The addition of acarbose to diet and insulin in patients with insulin-dependent diabetes mellitus reduced gly-cosylated hemoglobin and plasma glucose levels. It did not result in increased hypoglycemic events but was associated with gastrointestinal events.

Source of funding: Bayer Pharmaceutical Company.

For article reprint: Dr. P. Hollander, Ruth Collins Diabetes Center, Baylor University Medical Center, 3500 Gaston Avenue, Dallas, TX 75246, USA. FAX 214-820-4840.

*Numbers calculated from data in article.


The Diabetes Control and Complications Trial has shown that more normal, long-term glycemic control reduces the risks for microvasculopathy and neuropathy in patients with IDDM (1). This causal relation does not require a glycemic threshold (1), meaning that treatments that lower elevated HbA1c levels in patients with IDDM by even modest amounts (e.g., 0.5%) are worth a look. Acarbose may be such a treatment.

The study by Hollander and colleagues is currently the largest and longest placebo-controlled trial of acarbose for IDDM. The patients had suboptimal glycemic control (mean HbA1c level approximately 6.6%) and appeared typical of the patients seen in daily practice. The increased GI adverse effects and mild increases in transaminase levels seen in patients who received acarbose was expected (2) and emphasizes the need to avoid the drug in patients with GI disease, including diabetic gastropathy. The predictable GI effects also raise the question of whether the lower HbA1c level ascribed to acarbose was in fact secondary to co-interventions, including diet, exercise, and insulin therapy. However, the comparable weights and similar insulin programs in the acarbose and placebo groups make this unlikely. Although no differences were seen in hypoglycemia rates between the 2 groups, this remains a concern that may demand lowering insulin doses in some patients receiving acarbose. Further data on risk for hypoglycemia, and whether acarbose maintains improved glycemic control in patients with IDDM beyond 24 weeks, will be important.

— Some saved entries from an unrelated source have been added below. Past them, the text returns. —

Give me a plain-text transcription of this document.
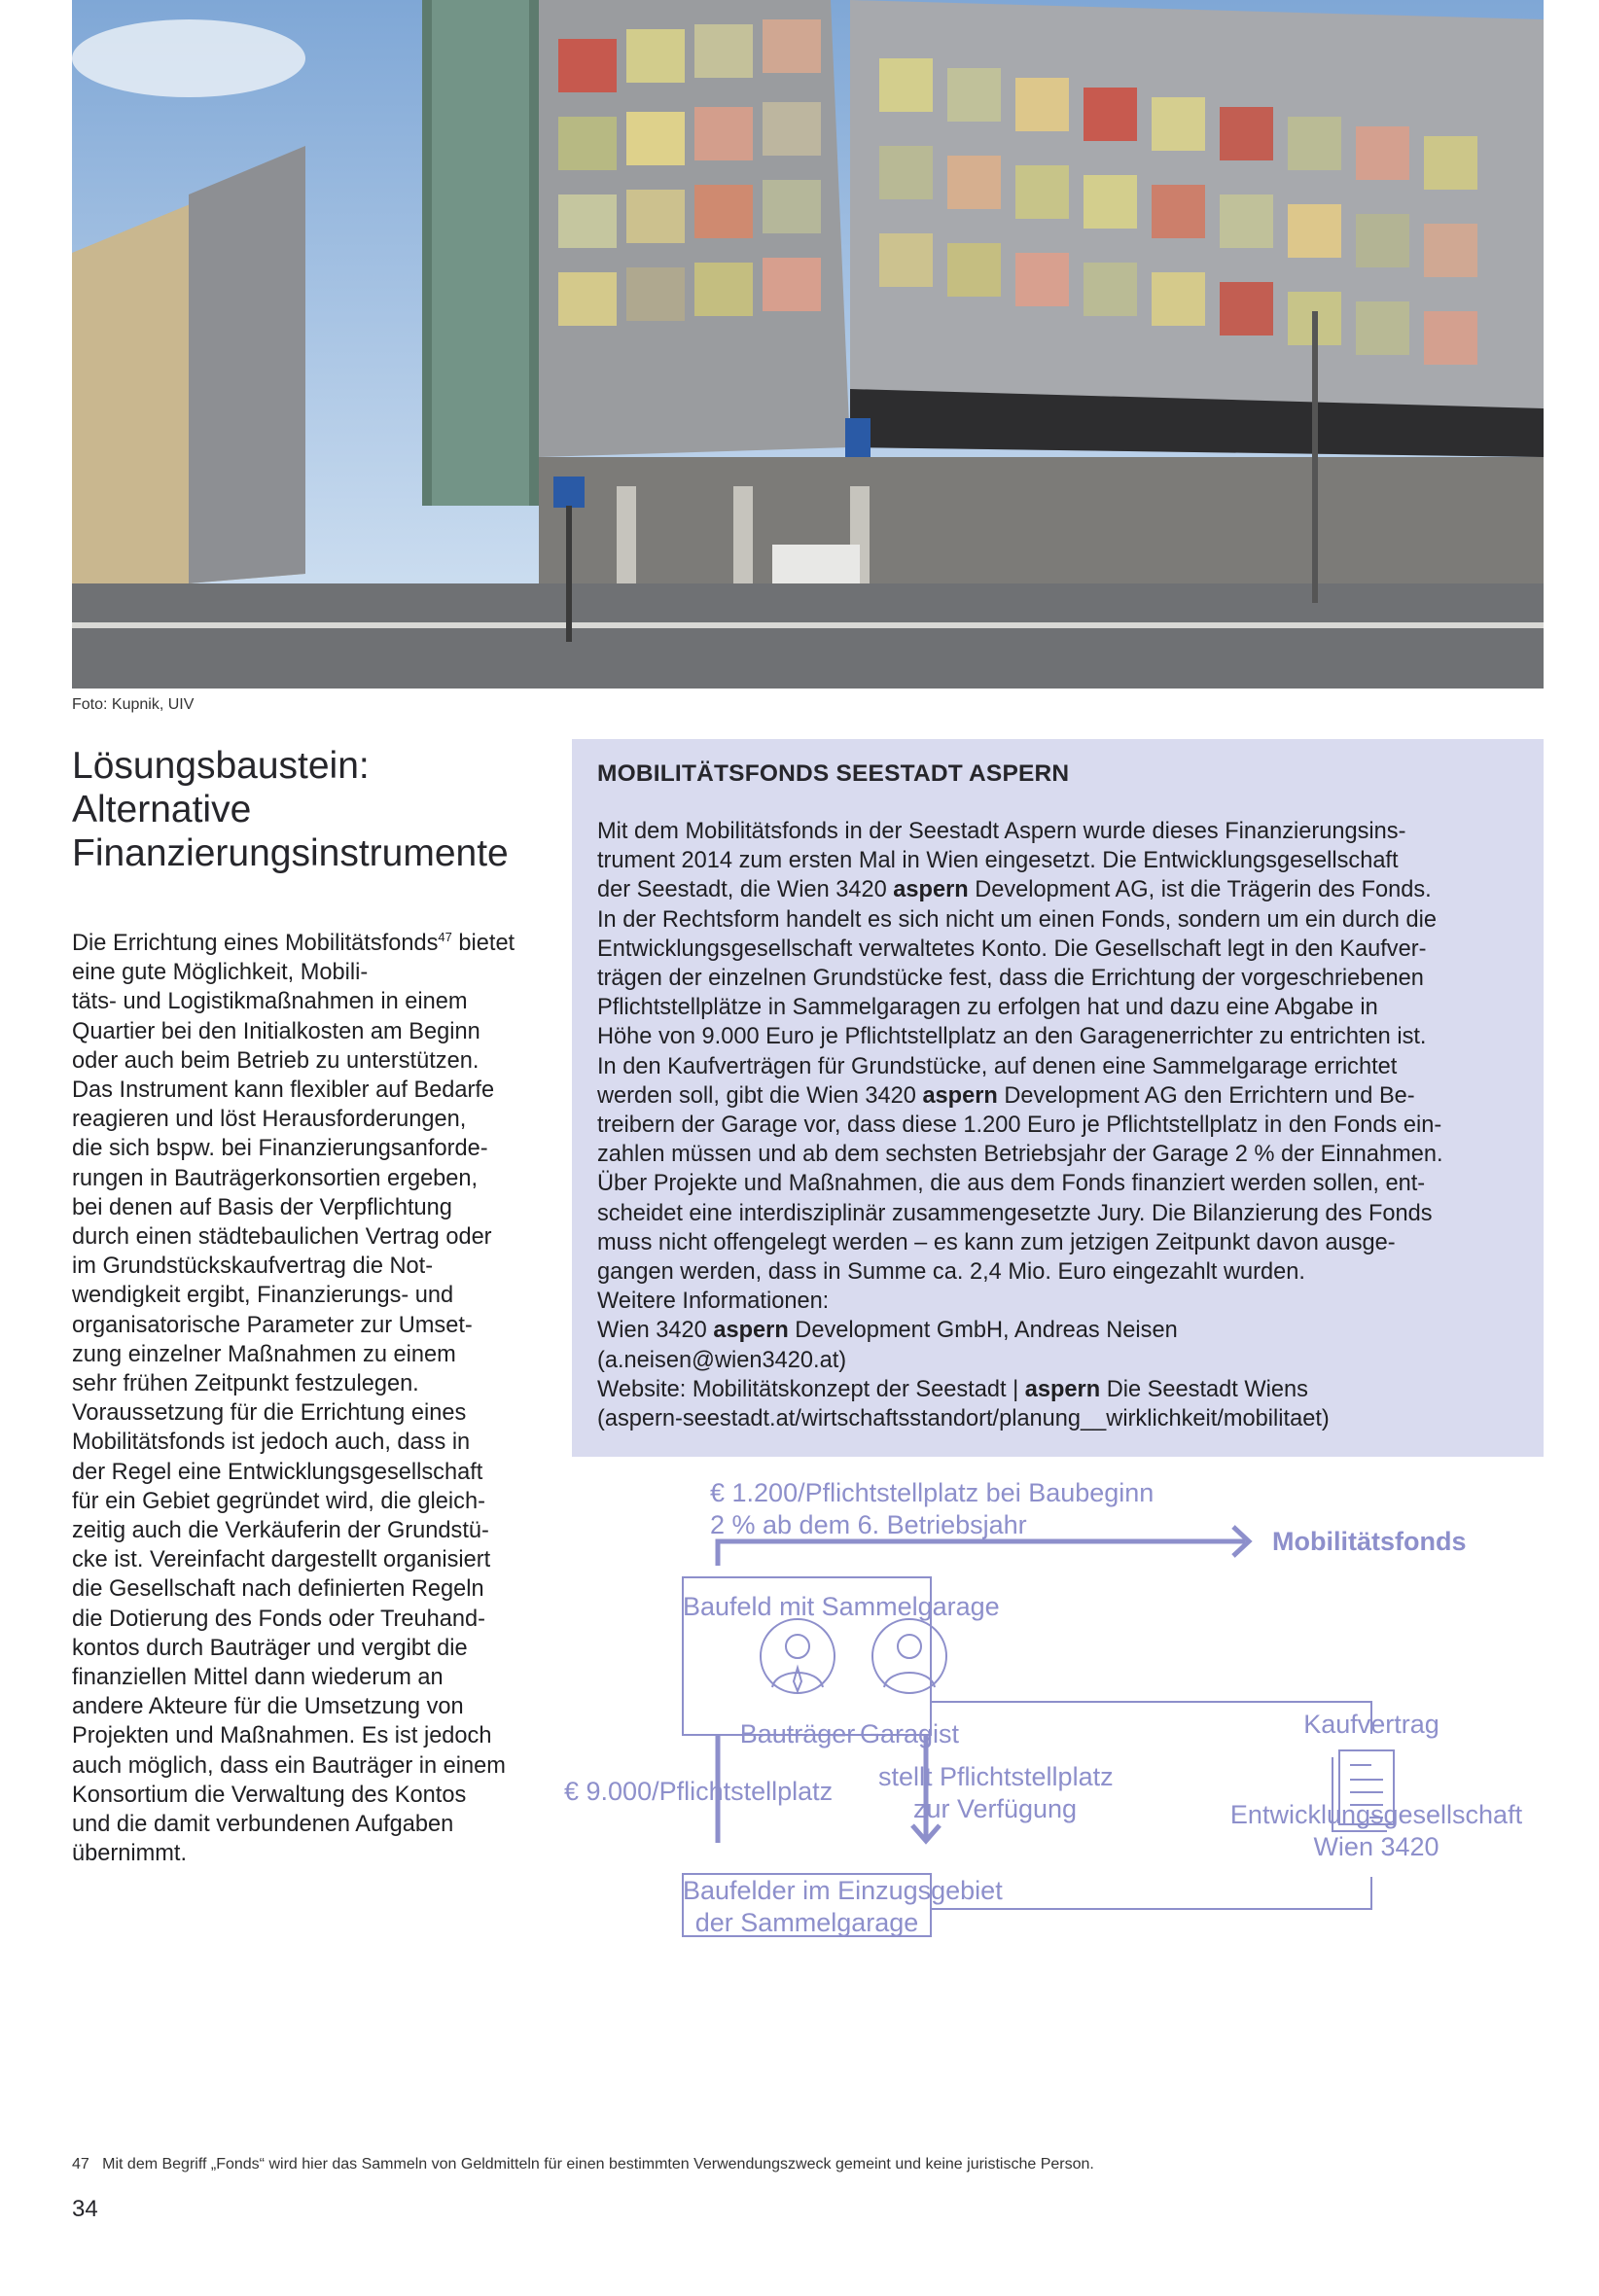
Foto: Kupnik, UIV
Lösungsbaustein:
Alternative
Finanzierungsinstrumente
Die Errichtung eines Mobilitätsfonds$^{47}$ bietet eine gute Möglichkeit, Mobili-
täts- und Logistikmaßnahmen in einem
Quartier bei den Initialkosten am Beginn
oder auch beim Betrieb zu unterstützen.
Das Instrument kann flexibler auf Bedarfe
reagieren und löst Herausforderungen,
die sich bspw. bei Finanzierungsanforde-
rungen in Bauträgerkonsortien ergeben,
bei denen auf Basis der Verpflichtung
durch einen städtebaulichen Vertrag oder
im Grundstückskaufvertrag die Not-
wendigkeit ergibt, Finanzierungs- und
organisatorische Parameter zur Umset-
zung einzelner Maßnahmen zu einem
sehr frühen Zeitpunkt festzulegen.
Voraussetzung für die Errichtung eines
Mobilitätsfonds ist jedoch auch, dass in
der Regel eine Entwicklungsgesellschaft
für ein Gebiet gegründet wird, die gleich-
zeitig auch die Verkäuferin der Grundstü-
cke ist. Vereinfacht dargestellt organisiert
die Gesellschaft nach definierten Regeln
die Dotierung des Fonds oder Treuhand-
kontos durch Bauträger und vergibt die
finanziellen Mittel dann wiederum an
andere Akteure für die Umsetzung von
Projekten und Maßnahmen. Es ist jedoch
auch möglich, dass ein Bauträger in einem
Konsortium die Verwaltung des Kontos
und die damit verbundenen Aufgaben
übernimmt.
MOBILITÄTSFONDS SEESTADT ASPERN
Mit dem Mobilitätsfonds in der Seestadt Aspern wurde dieses Finanzierungsins-
trument 2014 zum ersten Mal in Wien eingesetzt. Die Entwicklungsgesellschaft
der Seestadt, die Wien 3420 aspern Development AG, ist die Trägerin des Fonds.
In der Rechtsform handelt es sich nicht um einen Fonds, sondern um ein durch die
Entwicklungsgesellschaft verwaltetes Konto. Die Gesellschaft legt in den Kaufver-
trägen der einzelnen Grundstücke fest, dass die Errichtung der vorgeschriebenen
Pflichtstellplätze in Sammelgaragen zu erfolgen hat und dazu eine Abgabe in
Höhe von 9.000 Euro je Pflichtstellplatz an den Garagenerrichter zu entrichten ist.
In den Kaufverträgen für Grundstücke, auf denen eine Sammelgarage errichtet
werden soll, gibt die Wien 3420 aspern Development AG den Errichtern und Be-
treibern der Garage vor, dass diese 1.200 Euro je Pflichtstellplatz in den Fonds ein-
zahlen müssen und ab dem sechsten Betriebsjahr der Garage 2 % der Einnahmen.
Über Projekte und Maßnahmen, die aus dem Fonds finanziert werden sollen, ent-
scheidet eine interdisziplinär zusammengesetzte Jury. Die Bilanzierung des Fonds
muss nicht offengelegt werden – es kann zum jetzigen Zeitpunkt davon ausge-
gangen werden, dass in Summe ca. 2,4 Mio. Euro eingezahlt wurden.
Weitere Informationen:
Wien 3420 aspern Development GmbH, Andreas Neisen
(a.neisen@wien3420.at)
Website: Mobilitätskonzept der Seestadt | aspern Die Seestadt Wiens
(aspern-seestadt.at/wirtschaftsstandort/planung__wirklichkeit/mobilitaet)
€ 1.200/Pflichtstellplatz bei Baubeginn
2 % ab dem 6. Betriebsjahr
Mobilitätsfonds
Baufeld mit Sammelgarage
Bauträger Garagist	Kaufvertrag
€ 9.000/Pflichtstellplatz stellt Pflichtstellplatz
zur Verfügung	Entwicklungsgesellschaft
Wien 3420
Baufelder im Einzugsgebiet
der Sammelgarage
47 Mit dem Begriff „Fonds“ wird hier das Sammeln von Geldmitteln für einen bestimmten Verwendungszweck gemeint und keine juristische Person.
34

Acarbose is not approved for use in IDDM in North America. However, the result of this trial and the efficacy of acarbose shown for NIDDM with its apparent lack of major irreversible adverse effects (2) make a closely monitored trial of acarbose (including measurement of liver enzyme levels and frequent measurement of glucose levels at home) an option I would now carefully consider for selected patients with IDDM.

Jeffery Mahon, MD
University HospitalLondon, Ontario, Canada

Jeffery Mahon, MD
University Hospital
London, Ontario, Canada


1. The absence of a glycemic threshold for the development of long-term complications: the perspective of the Diabetes Control and Complications Trial. Diabetes. 1996;45: 1289-98.

2. Hollander P. Safety profile of acarbose, an alpha-glucosidase inhibitor. Drugs. 1992; 44 (Suppl 3):47-53.